Many of you may remember my wave of enthusiasm as I read the Possession books, Possession, Surrender, and Abandon. Well, on the same night during which I reviewed Abandon, I also wrote a spoiler-ridden review to get some of my . . . Emotional blockages out of the way. During a recent laptop overhaul I discovered this review that I had intended to post at some point, and decided that the time is now. There will be spoilers. You probably won’t get it if you haven’t read the book. You might not get it even if you have read the book. I hope this gives you a little bit of insight into how my brain actually works, as there’s quite the difference between the reviews I usually post and the initial spasm I experience after finishing a book. I hope you enjoy it despite or because of those reasons. Here, in its entirety, is my spoiler review, sans edits since my original brain splat.
Though I really loved Possession and Surrender, there was something about Abandon that made it so perfect I couldn’t breath while I was finishing it. It wasn’t even that late at night when I was reading, so I can’t blame exhaustion for my overemotional breakdown like I can with most of the books I’ve lost it over. I was sitting there, nine thirty at night, huddled in a corner even though it was 85 degrees in the dark, and I couldn’t believe what’d just happened. This happened three times, with building intensity.

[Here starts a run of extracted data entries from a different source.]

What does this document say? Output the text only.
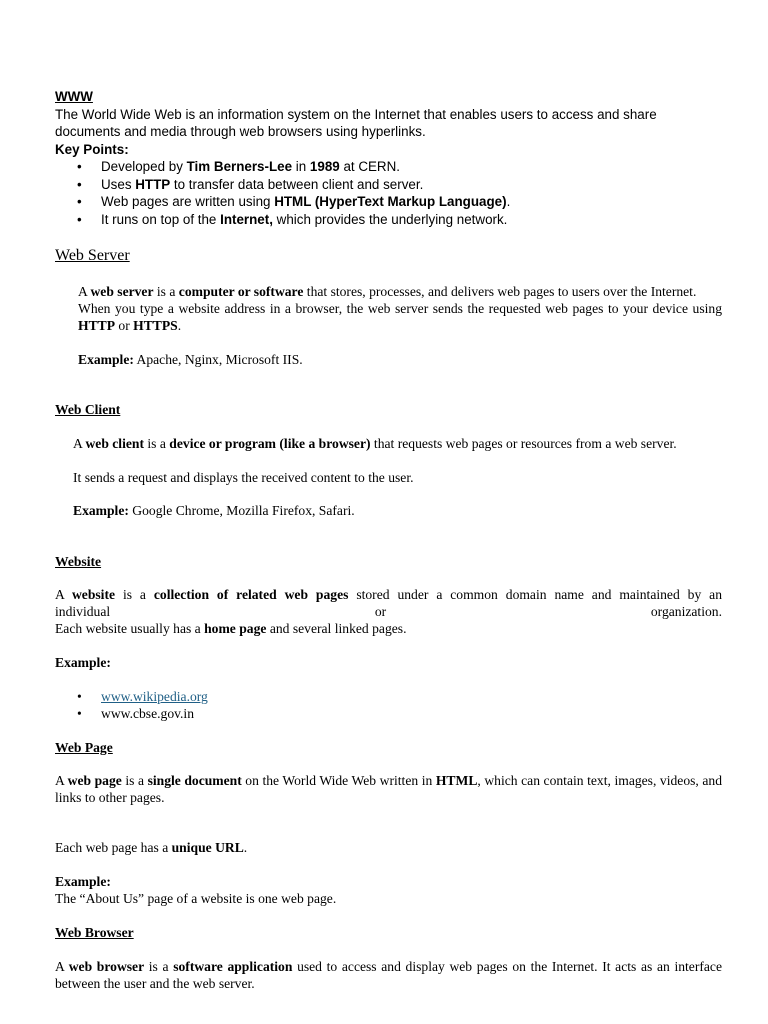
WWW

The World Wide Web is an information system on the Internet that enables users to access and share documents and media through web browsers using hyperlinks.

Key Points:
• Developed by Tim Berners-Lee in 1989 at CERN.
• Uses HTTP to transfer data between client and server.
• Web pages are written using HTML (HyperText Markup Language).
• It runs on top of the Internet, which provides the underlying network.
Web Server

A web server is a computer or software that stores, processes, and delivers web pages to users over the Internet.

When you type a website address in a browser, the web server sends the requested web pages to your device using HTTP or HTTPS.

Example: Apache, Nginx, Microsoft IIS.

Web Client

A web client is a device or program (like a browser) that requests web pages or resources from a web server.

It sends a request and displays the received content to the user.

Example: Google Chrome, Mozilla Firefox, Safari.

Website

A website is a collection of related web pages stored under a common domain name and maintained by an

individual	or	organization.

Each website usually has a home page and several linked pages.

Example:

• www.wikipedia.org
• www.cbse.gov.in
Web Page

A web page is a single document on the World Wide Web written in HTML, which can contain text, images, videos, and links to other pages.

Each web page has a unique URL.

Example:

The “About Us” page of a website is one web page.

Web Browser

A web browser is a software application used to access and display web pages on the Internet. It acts as an interface between the user and the web server.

First, Laurel fell. I had to read everything from both Zenn and Jag’s point of view several times because I could not comprehend what had just happened. When I did get the basics (Vi’s mom just fell off a hoverboard, everybody freeze and decide that since she knew the risks it’s okay she died), I thought for a few minutes that Zenn had killed her. I felt relief, because I was ready for Zenn to freaking commit to a side already. I also felt despair, because a. Vi had lost her mother and b. Thane had lost his wife without really reconciling with her like I’d hoped he would. Also c. d. e. and f., but that’s more detail than I need to get into.
Then, Thane sacrificed himself for the good of the Resistance. That was the way for him to die. It was perfect and beautiful and so, so tragic. My jaw actually dropped, which I’ve been noticing happening for a long time, but haven’t noticed often. It dropped lower than it’d ever dropped, I do believe. The emotional cascade nearly made me stop reading. But I kept on.
And then Zenn happened. I was literally, really, truly, curled in a ball, dripping tears onto the pages of my pristine copy of Abandoned. I didn’t even have the presence of mind to care. I had expected Vi to be the one to go, and I was going to be flat out enraged if she dropped off. I was so surprised. I, again, couldn’t figure out what had happened. I hadn’t even thought to mentally prepare for Zenn dying. I had expected to be left with the opposing points of the love triangle, a bitter old lady with a thousand cats still wondering what would have happened if Vi had survived. Instead I was a blob of person-mush, falling apart for someone I had barely tolerated for most of the book. Me and Zenn had some problems, to say the least. But everything, and I do mean everything was redeemed with his last italicized thoughts, and I am still trying to deal with his death. I don’t think I’ve fully accepted it yet.
I am now forcing myself to move past the deaths, and focus on some of the other things, the thing I’m focusing on being the plot. I read all three books in a few days, really back to back, so the plot is kind of a flowing line through the whole story span (not really plot arc. There are a ton of those within the story span. It’s very confusing), but I ran into a bit of a hitch in my flawless reading plan when I was about ¾ of the way through Abandon. It corresponded with the weather taking a turn for the hot, I do believe, but I went to bed late one night and when I woke up didn’t feel the need to read my book for like eight hours, which was a lot for me. It was a good thing for me personally, actually, I did a ton of classwork and worked out in the time I spent away from my book, but I did lose a little bit of that fluidity with the plot line. I went back later in the day and nearly died from plot angst, though, so I apparently didn’t lose all of my memory.
There wasn’t one event that drove me away from the book, but about 105% of the reason was because of Zenn’s narration, I do believe. I got really tired of him and Saffediene and Vi and all that suck, because two love triangles is just too much for a book to handle. I got tired of him worrying about which side to pick, as I’d already mentioned. He needed to just commit, to a side, to a girl, to an ally (the thought of him leaving Jag again was also not attractive to me). I needed to get out of his head for a while, I think. I started back on with a Jag chapter, and I think that was really good for me because I regained my faith in Elana Johnson’s (awesome) writing expertise and remembered that I really loved everyone except for Zenn.